Me instalaron en una silla de ruedas, puesto que el médico se negaba a dejarme andar. Me condujeron a una sala en donde se hallaba un minúsculo ataúd montado sobre un caballete. Habían dispuesto los postigos de tal forma que se filtraba una tenue luz entre sus hojas. Allí yacía mi pequeña, una carita tersa enmarcada en un gorrito blanco. Quise cogerla, atraerla hacia mí, insuflar vida en aquel cuerpecito lánguido.

Mis ojos se empañaron de cálidas lágrimas mientras mi corazón se llenaba de amargo desespero.

Me condujeron en silencio hasta mi alcoba.
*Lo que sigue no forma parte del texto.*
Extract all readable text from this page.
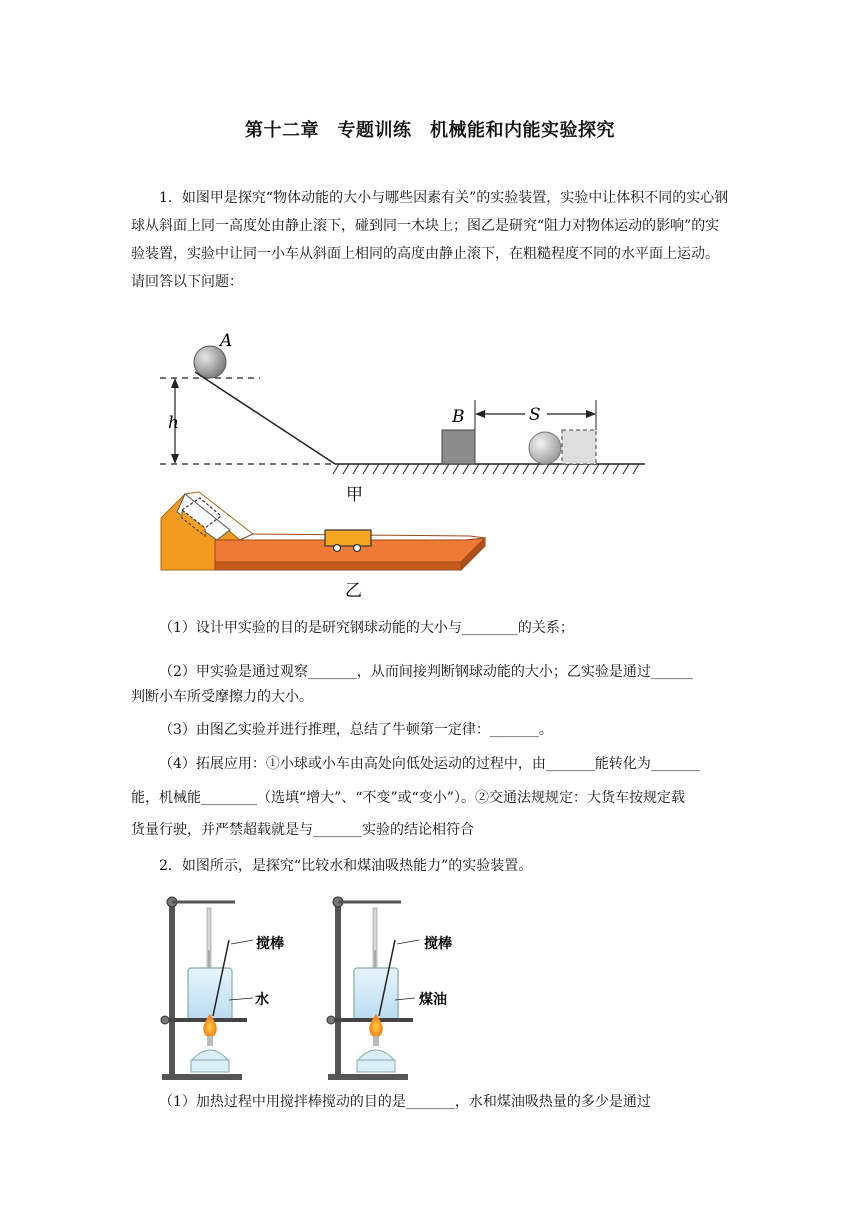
第十二章　专题训练　机械能和内能实验探究
1．如图甲是探究“物体动能的大小与哪些因素有关”的实验装置，实验中让体积不同的实心钢球从斜面上同一高度处由静止滚下，碰到同一木块上；图乙是研究“阻力对物体运动的影响”的实验装置，实验中让同一小车从斜面上相同的高度由静止滚下，在粗糙程度不同的水平面上运动。请回答以下问题：
h
A
B	S
甲
乙
（1）设计甲实验的目的是研究钢球动能的大小与________的关系；
（2）甲实验是通过观察_______，从而间接判断钢球动能的大小；乙实验是通过______
判断小车所受摩擦力的大小。
（3）由图乙实验并进行推理，总结了牛顿第一定律：_______。
（4）拓展应用：①小球或小车由高处向低处运动的过程中，由_______能转化为_______
能，机械能________（选填“增大”、“不变”或“变小”）。②交通法规规定：大货车按规定载
货量行驶，并严禁超载就是与_______实验的结论相符合
2．如图所示，是探究“比较水和煤油吸热能力”的实验装置。
搅棒
水
搅棒
煤油
（1）加热过程中用搅拌棒搅动的目的是_______，水和煤油吸热量的多少是通过
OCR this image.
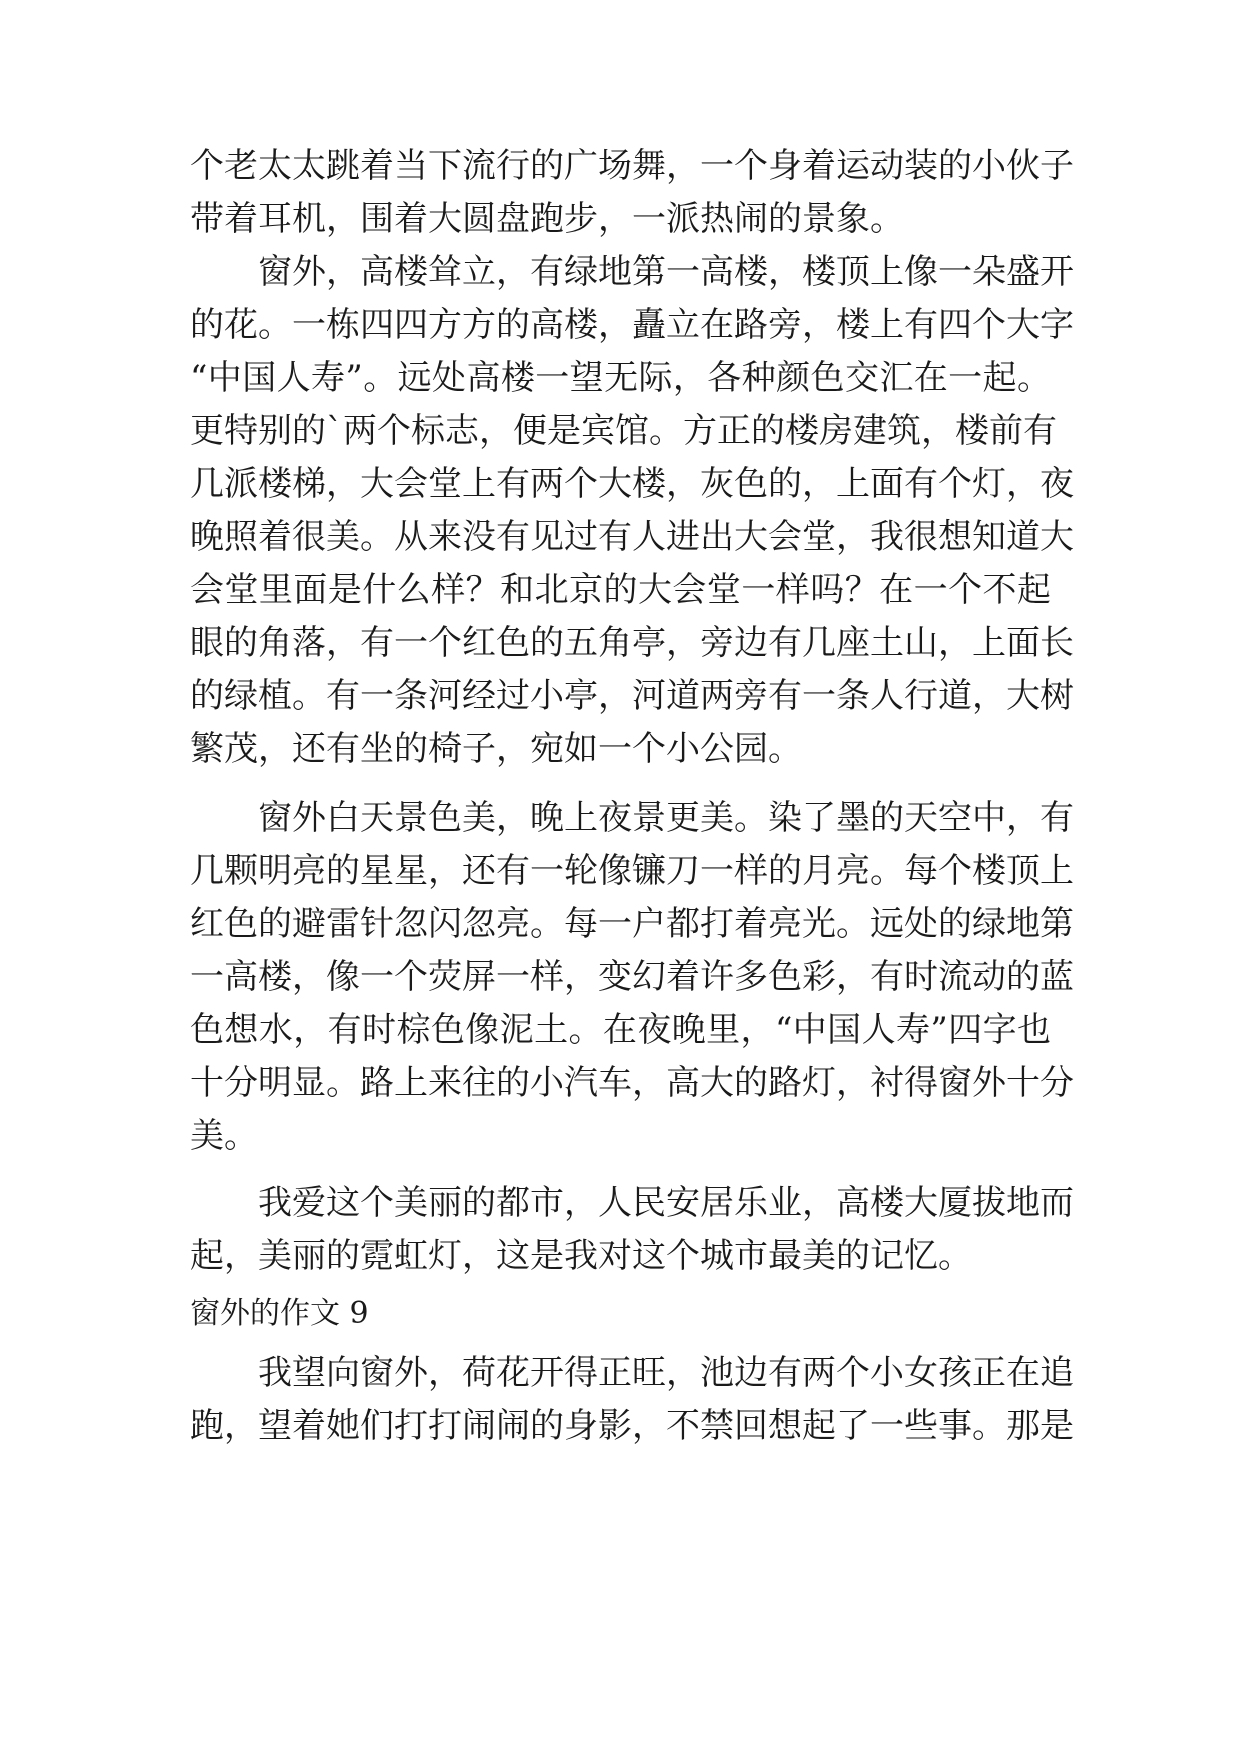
个老太太跳着当下流行的广场舞，一个身着运动装的小伙子
带着耳机，围着大圆盘跑步，一派热闹的景象。
窗外，高楼耸立，有绿地第一高楼，楼顶上像一朵盛开
的花。一栋四四方方的高楼，矗立在路旁，楼上有四个大字
“中国人寿”。远处高楼一望无际，各种颜色交汇在一起。
更特别的`两个标志，便是宾馆。方正的楼房建筑，楼前有
几派楼梯，大会堂上有两个大楼，灰色的，上面有个灯，夜
晚照着很美。从来没有见过有人进出大会堂，我很想知道大
会堂里面是什么样？和北京的大会堂一样吗？在一个不起
眼的角落，有一个红色的五角亭，旁边有几座土山，上面长
的绿植。有一条河经过小亭，河道两旁有一条人行道，大树
繁茂，还有坐的椅子，宛如一个小公园。
窗外白天景色美，晚上夜景更美。染了墨的天空中，有
几颗明亮的星星，还有一轮像镰刀一样的月亮。每个楼顶上
红色的避雷针忽闪忽亮。每一户都打着亮光。远处的绿地第
一高楼，像一个荧屏一样，变幻着许多色彩，有时流动的蓝
色想水，有时棕色像泥土。在夜晚里，“中国人寿”四字也
十分明显。路上来往的小汽车，高大的路灯，衬得窗外十分
美。
我爱这个美丽的都市，人民安居乐业，高楼大厦拔地而
起，美丽的霓虹灯，这是我对这个城市最美的记忆。
窗外的作文 9
我望向窗外，荷花开得正旺，池边有两个小女孩正在追
跑，望着她们打打闹闹的身影，不禁回想起了一些事。那是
Me tendieron en la cama; me ahuecaron las almohadas y estiraron las sábanas. Hacían cuanto estaba a su alcance para consolarme, pero no había para mí consuelo posible.

* * *

Estaba tendida en el lecho. Oía las voces de las mujeres que conversaban abajo en el jardín.

Todo había terminado. El sueño y la pesadilla. Todavía no tenía diecinueve años y había pasado ya más experiencias que las que puedan vivir muchos en toda una vida.

Ilse me acompañaba día y noche. No cesaba de insistir en el hecho de que ahora era una persona libre. Podría reanudar mi vida anterior a la Noche de la Séptima Luna. Me llevaría a Inglaterra; allí comprobaría que todo seguía como siempre. Era lo mejor para mí.

Recapacité largamente y comprendí que así era. Debía alejarme de aquella aventura absurda y olvidar. Tendría que empezar de nuevo.

Permanecí dos semanas en la clínica del doctor Kleine y me disponía a partir cuando en el último momento, e inmersa hasta el fondo en mi propia tragedia, me acordé de Gretchen Swartz.

Le conté a Ilse mi encuentro con la muchacha, a la que sorprendí sollozando en su alcoba. Dijo que preguntaría por ella al doctor Kleine o a su esposa.

Fue el doctor quien me habló de ella:

—¿Preguntaba usted por Gretchen Swartz? ¿Habló usted con ella? ¿Le explicó su caso?

—Sí, pobrecilla. Era muy desgraciada.

—No sobrevivió al parto pero el niño está sano y bien. Un muchacho magnífico.

—¿Y qué ha sido de él?

—Se lo ha quedado la familia de su madre. La anciana abuela cuidará de él. Luego pasará a manos de un tío.

—¡Pobre Gretchen! ¡Cuánto me apenó su caso!

—Ahora va a dejar usted de apenarse. Se va a poner sana y en pocas semanas Frau Gleiberg dice que la acompañará de vuelta a Inglaterra.

Su aspecto era de regocijo. Parecía como si hubiera tachado mi nombre de alguna lista: un caso difícil que termina bien.

Y de pronto sentí mis ojos arrasados en lágrimas —las tenía fáciles por aquellos días— y lloraba por la muerte de mi sueño y de mi hija.